CRÍTICA E OPINIÃO SOBRE CINEMA

CINERAMA

CRÍTICA E OPINIÃO SOBRE CINEMA

Triple Agent ****

25.08.04, Rita

Realização: Éric Rohmer. Elenco: Serge Renko, Katerina Didaskalou. Nacionalidade: França / Grécia / Itália / Rússia / Espanha, 2004.






"Paris ultrajada, Paris prostrada, Paris martirizada, mas Paris libertada". Foram as palavras do oficial francês Charles De Gaulle no dia 25 de Agosto de 1944. Há precisamente 60 anos a cidade de Paris libertou-se de uma ocupação nazi, que se tinha feito sem contestação e sem luta.


Há precisamente umas horas atrás vi o filme “Agente Triplo”, de Eric Rohmer, que inicia a sua acção na Paris de 1936 e nos transporta para uma história ficcional, baseada livremente em factos reais, sobre espionagem e contra-espionagem.
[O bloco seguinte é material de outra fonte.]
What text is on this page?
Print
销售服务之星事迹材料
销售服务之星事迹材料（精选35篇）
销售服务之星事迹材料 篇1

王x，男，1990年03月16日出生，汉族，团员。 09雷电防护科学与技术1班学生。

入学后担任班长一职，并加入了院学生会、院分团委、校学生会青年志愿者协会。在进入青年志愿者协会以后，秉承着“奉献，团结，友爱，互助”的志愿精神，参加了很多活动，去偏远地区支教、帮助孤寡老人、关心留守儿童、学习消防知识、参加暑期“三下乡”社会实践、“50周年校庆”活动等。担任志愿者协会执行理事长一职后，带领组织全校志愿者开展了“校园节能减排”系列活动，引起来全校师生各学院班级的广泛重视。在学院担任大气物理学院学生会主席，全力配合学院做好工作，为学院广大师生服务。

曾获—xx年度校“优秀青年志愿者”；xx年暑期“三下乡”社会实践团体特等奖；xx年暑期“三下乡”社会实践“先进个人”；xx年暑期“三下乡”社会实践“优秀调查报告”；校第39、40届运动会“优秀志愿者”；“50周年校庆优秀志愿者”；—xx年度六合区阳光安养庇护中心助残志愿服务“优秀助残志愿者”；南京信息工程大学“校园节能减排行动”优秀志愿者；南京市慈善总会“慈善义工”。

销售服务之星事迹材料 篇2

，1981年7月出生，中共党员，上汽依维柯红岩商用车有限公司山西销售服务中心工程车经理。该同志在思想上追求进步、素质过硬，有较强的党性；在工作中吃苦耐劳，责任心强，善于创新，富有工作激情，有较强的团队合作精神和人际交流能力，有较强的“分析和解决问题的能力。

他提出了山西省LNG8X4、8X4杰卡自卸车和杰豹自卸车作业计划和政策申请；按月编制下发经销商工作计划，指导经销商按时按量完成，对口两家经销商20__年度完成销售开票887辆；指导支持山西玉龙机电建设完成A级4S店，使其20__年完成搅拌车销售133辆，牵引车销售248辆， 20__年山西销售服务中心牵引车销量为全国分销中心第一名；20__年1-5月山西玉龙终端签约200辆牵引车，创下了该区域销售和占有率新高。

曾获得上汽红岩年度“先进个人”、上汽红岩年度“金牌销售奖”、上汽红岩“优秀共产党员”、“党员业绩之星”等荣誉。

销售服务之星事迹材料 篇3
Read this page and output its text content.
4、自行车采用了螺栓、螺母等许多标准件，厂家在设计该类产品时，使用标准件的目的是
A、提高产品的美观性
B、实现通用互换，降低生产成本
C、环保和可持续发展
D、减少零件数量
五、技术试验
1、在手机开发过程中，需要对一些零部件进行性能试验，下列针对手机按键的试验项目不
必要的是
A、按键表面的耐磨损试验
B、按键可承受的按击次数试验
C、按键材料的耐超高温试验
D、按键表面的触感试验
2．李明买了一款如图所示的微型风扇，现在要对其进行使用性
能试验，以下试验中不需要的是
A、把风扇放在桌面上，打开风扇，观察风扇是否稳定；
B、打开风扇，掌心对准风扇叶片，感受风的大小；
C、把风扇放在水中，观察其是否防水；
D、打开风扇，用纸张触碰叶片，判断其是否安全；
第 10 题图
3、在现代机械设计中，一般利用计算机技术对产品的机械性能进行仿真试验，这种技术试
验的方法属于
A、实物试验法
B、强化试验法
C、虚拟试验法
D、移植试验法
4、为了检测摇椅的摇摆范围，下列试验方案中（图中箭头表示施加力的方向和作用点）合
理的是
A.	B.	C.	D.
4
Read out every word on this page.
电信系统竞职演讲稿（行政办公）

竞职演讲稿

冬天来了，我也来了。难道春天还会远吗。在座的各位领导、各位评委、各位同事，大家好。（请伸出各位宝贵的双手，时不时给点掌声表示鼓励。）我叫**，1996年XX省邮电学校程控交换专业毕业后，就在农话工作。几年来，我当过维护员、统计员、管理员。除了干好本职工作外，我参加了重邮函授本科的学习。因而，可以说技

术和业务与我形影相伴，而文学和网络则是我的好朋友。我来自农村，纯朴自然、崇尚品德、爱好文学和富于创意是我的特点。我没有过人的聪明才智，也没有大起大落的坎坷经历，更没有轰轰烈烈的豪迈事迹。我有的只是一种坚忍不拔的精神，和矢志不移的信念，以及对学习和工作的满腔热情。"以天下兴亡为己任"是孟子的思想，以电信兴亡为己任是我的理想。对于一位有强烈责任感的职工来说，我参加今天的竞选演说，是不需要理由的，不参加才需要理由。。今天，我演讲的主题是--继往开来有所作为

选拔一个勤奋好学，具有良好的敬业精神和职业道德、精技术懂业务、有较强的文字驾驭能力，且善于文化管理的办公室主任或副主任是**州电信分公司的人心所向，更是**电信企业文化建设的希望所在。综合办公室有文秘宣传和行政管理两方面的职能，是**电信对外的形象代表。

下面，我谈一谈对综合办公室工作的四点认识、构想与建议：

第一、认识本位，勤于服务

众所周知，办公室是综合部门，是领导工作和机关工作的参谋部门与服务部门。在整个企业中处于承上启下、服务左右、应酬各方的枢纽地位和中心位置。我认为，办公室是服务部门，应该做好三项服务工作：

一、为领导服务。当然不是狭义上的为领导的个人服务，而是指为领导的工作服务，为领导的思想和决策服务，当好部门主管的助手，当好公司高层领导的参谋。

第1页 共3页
Com um humor deliciosamente elaborado, um texto eximiamente escrito e interpretações soberbas de Serge Renko e Katerina Didaskalou.


Em 1936, após a Revolução bolchevista, Fiodor (Renko), general do exército tsarista, refugia-se em Paris com a sua esposa Arsinoé (Didaskalou), pintora de origem grega. Membro de uma associação de antigos oficiais russos “brancos”, dedica-se igualmente a actividades secretas. Em frequentes viagens a destinos camuflados, deixa a sua mulher abandonada aos seus pincéis e às suas dúvidas e tormentos, tentando preencher as lacunas das meias-verdades que Fiodor lhe dá.


Dada a sua condescendência com algumas atitudes de esquerda, Fiodor é, em dado momento, considerado simpatizante comunista e, em resultado da sua tentativa de angariar fundos para financiamento da sua organização junto dos alemães, faz com que a possibilidade de conluio com os nazis entre também nas conjecturas. As suposições são tanto mais possíveis quanto ridículas, pois o jogo da verdade e da mentira ganha com as improbabilidades. No meio deste cenário de tripla espionagem, e imerso num mar de informação, Fiodor esforça-se por dissimular a verdade, talvez até com a própria verdade.


Rohmer substitui a acção pela palavra, semeando a desordem e o equívoco. Ao espectador é dado saber apenas aquilo que Fiodor entende dar a conhecer da sua vida secreta, e a nossa ignorância é o verdadeiro motor do filme e da intriga. Os silêncios, as duplas interpretações, levam a um conjunto de verdades possíveis que tentamos ajustar numa lógica imposta pela racionalidade. Esta é também uma história de amor, onde o silêncio se torna o que de melhor se tem para oferecer, quando a alternativa é a mentira.


Uma história de espiões, um conto moral sobre a mentira, o olhar sobre uma época, “Agente Triplo” evoca o destino trágico de um casal perturbado pelos revezes da História. Um belo filme, apesar das pontas soltas que, tal como na realidade, não fecham o ciclo. Mas, também tal como a realidade de há 60 anos, nos dão a liberdade de o fazer.




CITAÇÕES:


“Il est plus facile dire la verité que de mentire. Car ne nous crois pas. Tu ne me crois pas?”